Faisant honneur a son nom d’al-Faisal (le juste, le médiateur), il était un commandant connu pour son humanité. La guerre l’a endurci mais ne l’a jamais conduit à renoncer à ses principes. Il est mort en martyr devant la ville de Manbij en 2016 (Allah yarahmou). Voilà une lettre à sa fille Layla, écrite pendant la bataille de Kobané:
« A ma Layla adorée,
C’est notre chemin et c’est notre devoir de défendre, travailler et combattre tant pour ton avenir que pour celui des autres enfants comme toi.
Je souhaite que, quand tu auras grandi, on ne jettera pas la honte sur nous en disant que vos parents et vos grands-parents n’ont rien fait pour vous.
Je combats pour toi, pour les enfants comme toi. Si nous encourrons tous ces dangers et ces risques, c’est pour œuvrer à un avenir meilleur pour toi et les autres enfants comme toi, pour que vous puisiez vivre une vie libre et sécure dans ce pays.
Nous allons continuer cette révolution jusqu’à la libération totale de notre pays adoré, la Syrie.
Tu me manques tellement..
Oh ma douce Layla, soit sûre que tu pourras être fière de ton père, que je sois vivant ou martyr.
Ton père, Abou Layla, à Kobané. »
Au début de la guerre, al-Faisal, natif de Kobané, était un jeune mécanicien de 28 ans, père de deux petites filles qu’il adorait. Au début de l’insurrection, sous le nom de guerre d’Abou Layla (« le père de Layla, en hommage à sa fille aînée) il prit la tête des bataillons Chams al-Chamal, puis de Jaych al-Thuwar (l’armée des révolutionnaires), avec la volonté d’en finir avec le régime al-Assad. Puis, révolté par les crimes des milices de la soi-disant « armée syrienne libre » désormais manipulée par l’Etat turc, l’Arabie saoudite et le Qatar, il conclut une alliance avec les milices kurdes YPG et YPJ (Unités d’Autodéfense du Peuple/Unités d’Autodéfense des Femmes) pour une Syrie démocratique et multiculturelle.
Certaines personnes cherchent à expliquer tout le conflit syrien par des grilles d’analyses nationalistes ou communautaires (en gros, il y aurait les Arabes sunnites, les Alaouites, les Chrétien-ne-s, les Kurdes…et chacun combattrait pour sa communauté). Mais la réalité est beaucoup plus complexe. Ainsi, la bataille de Kobané a souvent été présentée en Europe comme une « victoire des Kurdes contre Daesh », mais plusieurs commandants de Daesh était des Kurdes, tandis que Saadoun al-Faisal, plus connu sous le nom d’Abou Layla, un des héros les plus populaires de la résistance était un commandant arabe.

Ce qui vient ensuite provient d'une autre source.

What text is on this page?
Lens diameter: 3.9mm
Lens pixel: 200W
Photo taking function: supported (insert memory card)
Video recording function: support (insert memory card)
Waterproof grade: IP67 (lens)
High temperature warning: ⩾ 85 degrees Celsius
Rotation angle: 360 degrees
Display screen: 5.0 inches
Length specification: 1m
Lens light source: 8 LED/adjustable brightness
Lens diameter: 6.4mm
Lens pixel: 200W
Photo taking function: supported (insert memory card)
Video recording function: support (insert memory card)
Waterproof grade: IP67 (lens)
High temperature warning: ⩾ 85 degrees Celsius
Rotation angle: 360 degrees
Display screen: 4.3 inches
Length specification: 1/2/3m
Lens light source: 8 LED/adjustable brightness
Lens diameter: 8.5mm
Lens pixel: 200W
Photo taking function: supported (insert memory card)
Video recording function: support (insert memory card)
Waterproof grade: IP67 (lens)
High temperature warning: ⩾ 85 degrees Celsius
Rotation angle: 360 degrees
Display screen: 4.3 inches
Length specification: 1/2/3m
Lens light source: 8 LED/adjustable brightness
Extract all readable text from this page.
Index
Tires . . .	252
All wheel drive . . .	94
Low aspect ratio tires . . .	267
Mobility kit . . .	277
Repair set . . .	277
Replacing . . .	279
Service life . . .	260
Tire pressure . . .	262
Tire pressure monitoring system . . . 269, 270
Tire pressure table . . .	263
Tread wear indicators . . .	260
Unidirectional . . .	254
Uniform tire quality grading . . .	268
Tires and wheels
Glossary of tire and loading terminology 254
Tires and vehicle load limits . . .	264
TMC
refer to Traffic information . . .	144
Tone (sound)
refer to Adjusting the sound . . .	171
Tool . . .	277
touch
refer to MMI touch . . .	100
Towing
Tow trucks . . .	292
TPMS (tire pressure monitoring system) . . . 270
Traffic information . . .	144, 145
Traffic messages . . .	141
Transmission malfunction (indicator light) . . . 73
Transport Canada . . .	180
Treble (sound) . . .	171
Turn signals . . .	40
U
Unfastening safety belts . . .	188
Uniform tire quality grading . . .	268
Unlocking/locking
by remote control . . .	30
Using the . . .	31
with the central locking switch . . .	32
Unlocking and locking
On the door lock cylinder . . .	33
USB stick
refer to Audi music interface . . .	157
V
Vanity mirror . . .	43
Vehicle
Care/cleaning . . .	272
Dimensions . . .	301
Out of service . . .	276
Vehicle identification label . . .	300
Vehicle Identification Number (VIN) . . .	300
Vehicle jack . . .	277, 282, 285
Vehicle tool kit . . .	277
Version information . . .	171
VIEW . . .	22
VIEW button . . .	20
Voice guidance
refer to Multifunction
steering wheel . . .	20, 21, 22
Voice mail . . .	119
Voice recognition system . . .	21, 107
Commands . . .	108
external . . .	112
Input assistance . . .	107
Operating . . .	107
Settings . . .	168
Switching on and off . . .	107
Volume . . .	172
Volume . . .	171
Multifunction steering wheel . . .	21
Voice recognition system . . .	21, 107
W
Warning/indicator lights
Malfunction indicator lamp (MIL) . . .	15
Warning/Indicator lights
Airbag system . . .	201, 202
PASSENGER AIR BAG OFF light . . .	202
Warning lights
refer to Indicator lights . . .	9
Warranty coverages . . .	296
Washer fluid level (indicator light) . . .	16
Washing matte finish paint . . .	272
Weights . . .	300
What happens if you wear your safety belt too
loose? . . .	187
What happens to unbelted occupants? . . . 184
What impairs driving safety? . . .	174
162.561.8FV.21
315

Les Kurdes ne sont pas un bloc homogène, ils et elles sont traversé-e-s par les luttes politiques et les luttes de classe. En ce moment, la famille féodale des Barzani (les amis de Kouchner et de BHL!) qui dirige le Kurdistan d'Irak envoie ses mercenaires (les "Roj pershmerga", entraînés par l'Etat turc) mener la guerre contre les bases du PKK dans les montagnes (à la frontière kurde) et aussi contre les survivant-e-s du génocide yézidi de 2014 qui se sont rapprochés du PKK. La politique des Barzani est pro-impérialiste et anti-populaire, ils "oublient" de payer les fonctionnaires mais se font construire des villas aux States, ils maintiennent leurs propres minorités nationales (Arabes sunnites, assyrien-ne-s, yézidis...) dans des logiques d'allégeance et de clientélisme et les répriment quand elles demandent des droits, ils tolèrent les "crimes d'honneur" et les mutilations sexuelles des petites filles...Bien que Kurdes, les Barzani sont d'abord des féodaux.